The protesters agreed to disband and they left chanting, “We’ll be back! / greedy / We’ll be back!”

Donald Lee, who has worked on campus for 13 years and currently works in Levering Hall, spoke about why it is important the University listens to the Coalition’s demands.

“We all deserve more than a sinking way to live. The cost of living is going up and our pay seems to constantly be going down, and it’s completely unfair. Over 35,000 employees in the state of Maryland work for Johns Hopkins,” he said. “It’s unfair how we come in here, we give it our all, and we don’t get the proper respect we deserve.”

Vice-Provost for Student Affairs Kevin Shollenberger explained that the University did respond to the two student groups who co-signed the November letter. However, they did not respond to the letter’s other co-signers.

Shollenberger stressed that contract workers are not directly hired by the University, which is why they do not receive the same support as University employees.

“Part of this issue is that the workers are contracted with BAMCO, which is the Bon Appétit organization, so they’re actually not University employees,” he said. “They are employees of BAMCO. Part of what they are lobbying for is that those workers have the same benefits as the University.”

He also mentioned that the Union is in talks with Bon Appétit after the previous contract expired on Jan. 31. The original agreement between Local 7 and Bon Appétit was negotiated in June 2013, when the company replaced Aramark.

“We aren’t at the bargaining table, that really is between the union and BAMCO,” Shollenberger said. “But we certainly are in touch with BAMCO, and we want to make sure that their employees are treated fairly, and even though they’re not officially University employees, they’re still members of our community.”

Strothmann, along with other members of the Coalition, argued that this is not about one union but all contract workers on campus. They explained that these are sweeping policy changes that the University can implement for the contract companies it employs.

Senior Corey Payne, co-chair of SDS, attacked Daniels and his administration for their treatment  of contract workers.

“We have three really kind of reasonable demands: a living wage, a guarantee of continued employment when they switch contractors and equality in housing benefits for employees that are subcontracted with those that are directly employed,” he said.

Alberta Palmer, who is one of the Local 7 organizers, argued that given Daniels’ compensation, the University can afford to make sure workers are paid $15.

“You need to pay the workers at least $15 an hour; There’s no reason why he’s getting paid $3 million a year, and he can’t provide that,” she said.

In response to accusations that the University does not understand the purpose behind the Coalition, Shollenberger disagreed.

“We understand the campaign and would be happy to discuss the issues with our students or student groups,” he wrote in an email to The News-Letter.

Shollenberger said the University has already started talking to students about these demands.

“We have reached out to student leaders to start those conversations and look forward to opportunities to discuss the topics being raised through this effort.”

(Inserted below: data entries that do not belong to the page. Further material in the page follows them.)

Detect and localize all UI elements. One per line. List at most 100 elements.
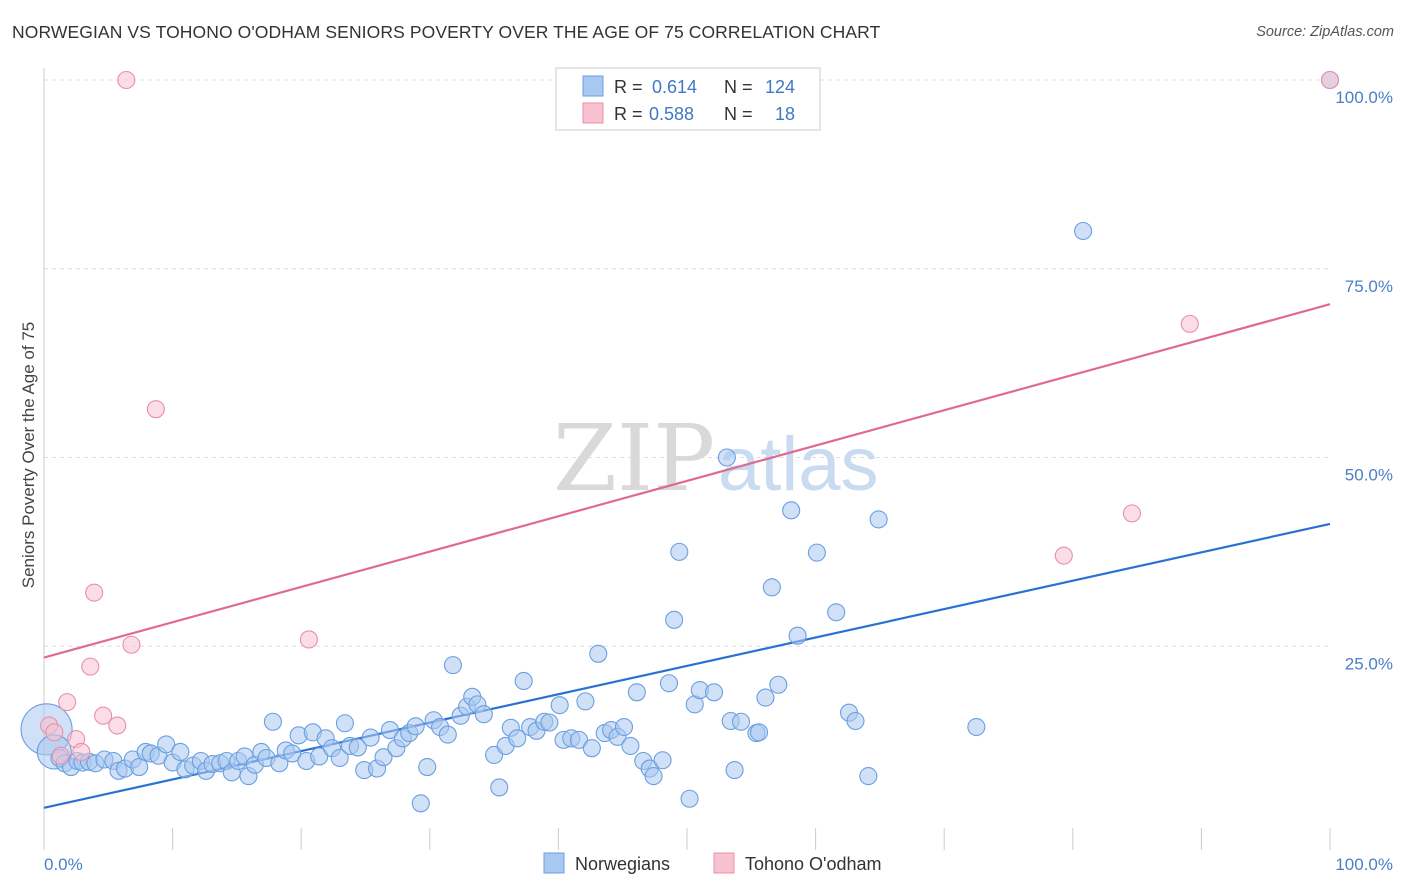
watermark: ZIP atlas: [553, 405, 879, 512]
legend-n-value-0: 124: [765, 77, 795, 97]
point-norwegians-48: [348, 738, 367, 757]
point-norwegians-112: [782, 501, 801, 520]
point-norwegians-18: [157, 735, 176, 754]
point-tohono-15: [1122, 504, 1142, 523]
bottom-legend-label-norwegians: Norwegians: [575, 854, 670, 874]
tick-labels: 25.0% 50.0% 75.0% 100.0% 0.0% 100.0%: [44, 88, 1393, 874]
point-norwegians-82: [569, 730, 589, 749]
point-norwegians-59: [418, 757, 437, 777]
point-norwegians-52: [374, 748, 393, 767]
point-tohono-11: [117, 70, 136, 90]
point-norwegians-119: [869, 510, 888, 529]
legend-swatch-tohono: [582, 102, 604, 124]
point-norwegians-103: [717, 448, 736, 467]
y-tick-label-50: 50.0%: [1345, 466, 1393, 485]
legend-swatch-norwegians: [582, 75, 604, 97]
legend-r-value-0: 0.614: [652, 77, 697, 97]
point-norwegians-53: [380, 721, 399, 740]
point-norwegians-63: [443, 656, 462, 675]
point-norwegians-109: [756, 688, 775, 707]
point-tohono-6: [81, 657, 100, 676]
point-norwegians-106: [731, 712, 751, 731]
point-norwegians-118: [859, 767, 878, 786]
stats-legend: R = 0.614 N = 124 R = 0.588 N = 18: [555, 67, 821, 131]
point-tohono-8: [94, 706, 113, 725]
point-norwegians-20: [171, 742, 190, 762]
y-axis-label: Seniors Poverty Over the Age of 75: [19, 322, 38, 588]
point-norwegians-90: [621, 736, 640, 755]
bottom-legend-swatch-norwegians: [543, 852, 565, 874]
point-norwegians-115: [827, 603, 846, 622]
point-norwegians-42: [310, 747, 329, 766]
y-tick-label-25: 25.0%: [1345, 654, 1393, 673]
point-norwegians-95: [653, 751, 672, 770]
point-tohono-16: [1180, 314, 1199, 333]
point-tohono-10: [122, 635, 141, 654]
point-norwegians-70: [490, 778, 509, 797]
point-norwegians-114: [807, 543, 826, 562]
point-norwegians-108: [749, 723, 769, 742]
point-norwegians-96: [659, 674, 679, 693]
point-norwegians-85: [589, 644, 608, 663]
legend-r-value-1: 0.588: [649, 104, 694, 124]
point-tohono-14: [1054, 546, 1073, 565]
point-norwegians-79: [550, 696, 569, 715]
point-norwegians-78: [540, 713, 559, 732]
point-norwegians-45: [330, 748, 349, 768]
point-tohono-12: [146, 400, 165, 419]
point-norwegians-73: [508, 729, 527, 748]
point-norwegians-46: [335, 714, 354, 733]
point-tohono-5: [72, 742, 91, 762]
point-norwegians-120: [967, 717, 986, 737]
point-norwegians-74: [514, 671, 533, 691]
point-norwegians-62: [438, 725, 457, 744]
point-norwegians-84: [582, 739, 601, 758]
point-norwegians-38: [283, 744, 302, 763]
y-tick-label-75: 75.0%: [1345, 277, 1393, 296]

A few days after the demonstration, SDS posted a letter on Facebook updating its members following Friday’s protest. The post stated that Shollenberger has reached out and that the Coalition responded by asking when they can meet with Daniels to discuss their demands.

Payne also said that undergraduates are becoming more organized at Hopkins.

“We’ve been picking up steam with lots of different things, and so we already have infrastructure in place to get people to turn out,” he said “It was a secret event, not one of the big rallies, and it stayed secret. We didn’t have security here, President Daniels didn’t know until we got in the door that we were here.”

Alyssa Wooden contributed reporting.